All that I can say to this is that Caldicott decided to go out with a bang. The fact is that there is not a single case in the medical or scientific literature in which birth defects or genetic disease is linked to pre-conception radiation exposure. This is not my conclusion – it’s the conclusion of Dr. Robert Brent, who knows more about this topic than anyone else in the world. Eggs and sperm might be damaged, but Dr. Brent notes that there is a “biological filter” that prevents cells that are damaged from going on to form a baby. Another line of reasoning supports Brent’s claim – areas with high levels of natural radiation also have no increase in birth defects compared to areas with lower levels of natural radiation. Caldicott’s claim that low levels of radiation exposure cause long-term genetic damage are simply not supported by the scientific or medical literature or by any observations that have been made.

Caldicott’s claim that radiation is also responsible for a host of genetic diseases is similarly dubious. The world’s premier radiation science organizations (the International Council on Radiation Protection, the United Nations Committee on the Effects of Atomic Radiation, and the National Council on Radiation Protection and Measurements) all agree that, if radiation contributes to multi-factorial disease then the effect is very weak indeed – possibly too weak to be distinguished from natural sources of these diseases. Specifically, UNSCEAR calculated that – if pre-conception radiation exposure can cause these problems – exposing the population of each generation to 1 rem of radiation each might lead to an additional 100 cases of dominant genetic disease per million births per generation and 15 cases of recessive genetic disease (ICRP calculated similar, but lower rates). This is far lower than the background incidence of genetic disease in the population as a whole. Oh – UNSCEAR also determined that “multifactorial diseases are predicted to be far less responsive to induced mutations than Mendelian disease, so the expected increase in disease frequencies are very small” – a statement with which the ICRP is in agreement. In other words, Caldicott’s claim runs contrary to the best work of the most-respected scientific organizations that specialize in radiation health effects.

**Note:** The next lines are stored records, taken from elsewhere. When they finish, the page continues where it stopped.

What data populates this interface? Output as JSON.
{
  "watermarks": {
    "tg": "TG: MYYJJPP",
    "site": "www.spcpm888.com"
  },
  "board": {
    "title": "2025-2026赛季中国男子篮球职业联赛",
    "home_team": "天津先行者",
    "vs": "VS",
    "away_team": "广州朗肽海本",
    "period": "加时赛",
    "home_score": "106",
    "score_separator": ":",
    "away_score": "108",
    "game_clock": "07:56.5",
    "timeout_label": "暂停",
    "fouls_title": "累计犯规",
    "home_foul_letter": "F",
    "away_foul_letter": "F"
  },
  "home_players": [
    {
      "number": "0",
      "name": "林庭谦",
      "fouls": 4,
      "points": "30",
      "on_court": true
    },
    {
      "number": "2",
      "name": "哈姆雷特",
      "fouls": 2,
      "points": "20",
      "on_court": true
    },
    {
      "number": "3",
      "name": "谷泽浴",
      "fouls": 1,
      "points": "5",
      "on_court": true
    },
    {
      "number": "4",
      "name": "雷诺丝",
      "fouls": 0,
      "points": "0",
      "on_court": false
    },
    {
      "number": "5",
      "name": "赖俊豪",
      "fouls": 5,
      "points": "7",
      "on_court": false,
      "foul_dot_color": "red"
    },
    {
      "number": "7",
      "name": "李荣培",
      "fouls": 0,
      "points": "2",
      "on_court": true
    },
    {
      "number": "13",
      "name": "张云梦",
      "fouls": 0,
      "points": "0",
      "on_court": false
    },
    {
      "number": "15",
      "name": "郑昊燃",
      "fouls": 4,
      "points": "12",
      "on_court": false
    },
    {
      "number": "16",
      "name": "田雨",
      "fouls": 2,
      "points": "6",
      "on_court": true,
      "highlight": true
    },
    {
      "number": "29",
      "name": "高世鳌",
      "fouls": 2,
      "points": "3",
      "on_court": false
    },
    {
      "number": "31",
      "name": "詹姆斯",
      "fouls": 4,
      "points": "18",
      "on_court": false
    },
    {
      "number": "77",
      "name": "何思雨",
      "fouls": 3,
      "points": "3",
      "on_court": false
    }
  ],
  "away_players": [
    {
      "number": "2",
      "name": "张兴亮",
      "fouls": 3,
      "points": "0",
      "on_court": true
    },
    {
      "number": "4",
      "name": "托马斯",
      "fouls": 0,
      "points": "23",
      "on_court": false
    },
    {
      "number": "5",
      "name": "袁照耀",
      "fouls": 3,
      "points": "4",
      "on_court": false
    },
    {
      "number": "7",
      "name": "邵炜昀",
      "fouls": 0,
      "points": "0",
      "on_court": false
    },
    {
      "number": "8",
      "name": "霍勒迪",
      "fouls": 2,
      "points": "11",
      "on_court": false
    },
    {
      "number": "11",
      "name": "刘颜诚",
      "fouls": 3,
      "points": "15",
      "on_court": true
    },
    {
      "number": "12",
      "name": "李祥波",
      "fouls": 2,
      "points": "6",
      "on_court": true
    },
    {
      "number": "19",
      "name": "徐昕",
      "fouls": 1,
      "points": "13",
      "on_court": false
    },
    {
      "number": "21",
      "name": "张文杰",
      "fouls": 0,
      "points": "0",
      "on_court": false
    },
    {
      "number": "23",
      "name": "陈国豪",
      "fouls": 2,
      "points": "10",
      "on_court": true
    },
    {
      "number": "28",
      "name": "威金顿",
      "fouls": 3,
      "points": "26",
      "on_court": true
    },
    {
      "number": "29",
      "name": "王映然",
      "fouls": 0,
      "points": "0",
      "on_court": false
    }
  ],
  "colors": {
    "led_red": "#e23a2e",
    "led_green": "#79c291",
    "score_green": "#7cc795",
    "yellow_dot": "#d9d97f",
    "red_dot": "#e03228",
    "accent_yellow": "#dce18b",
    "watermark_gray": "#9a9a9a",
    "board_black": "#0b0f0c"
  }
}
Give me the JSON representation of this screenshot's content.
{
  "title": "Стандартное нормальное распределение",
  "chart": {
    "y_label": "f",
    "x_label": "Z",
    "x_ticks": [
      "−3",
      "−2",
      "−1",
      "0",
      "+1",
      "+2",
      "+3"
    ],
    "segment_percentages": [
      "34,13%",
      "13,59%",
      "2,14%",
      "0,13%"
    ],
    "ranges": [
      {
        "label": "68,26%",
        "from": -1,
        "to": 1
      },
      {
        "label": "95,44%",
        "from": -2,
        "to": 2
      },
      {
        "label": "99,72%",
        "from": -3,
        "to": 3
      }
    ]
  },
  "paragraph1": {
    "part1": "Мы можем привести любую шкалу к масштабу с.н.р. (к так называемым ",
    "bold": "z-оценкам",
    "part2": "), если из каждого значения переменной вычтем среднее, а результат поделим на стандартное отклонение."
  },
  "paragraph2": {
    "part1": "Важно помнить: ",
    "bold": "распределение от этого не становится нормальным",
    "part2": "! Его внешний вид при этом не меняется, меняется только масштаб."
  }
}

With respect to the length of time required for genetic effects – if any – to manifest themselves, I honestly don’t know where Caldicott pulled the number of 20 generations. This is a number I haven’t seen anywhere in the scientific literature, nowhere in any of the genetics classes I took in grad school, and nothing I ever calculated or saw calculated. As near as I can tell, she is either repeating something she heard somewhere or she made the number up to impress the reader.

Conclusion

The bottom line is that there is not a single statement in Caldicott’s editorial that seems to be based in scientific or medical fact. The Fukushima accident was bad, but it pales in comparison to the natural disaster that set it off. The aftereffects of the accident are bad enough – thousands of families displaced, hundreds of thousands of Japanese who were evacuated from their homes, along with the stress, anxiety, and depression they have been suffering. TEPCO and the Japanese government will have to spend billions of dollars tearing down the plant and billions more cleaning up the contaminated area – in many cases, cleaning up places not because they pose a genuine risk to life and health but because contamination levels exceed an arbitrary level. Things are bad enough, and Caldicott is making claims that have no connection to scientific or medical reality, simply in order to score a few cheap points to advance her anti-nuclear agenda. Her article does nothing to advance the debate – it only serves to use the tragedy in Japan to inflame the public’s fears.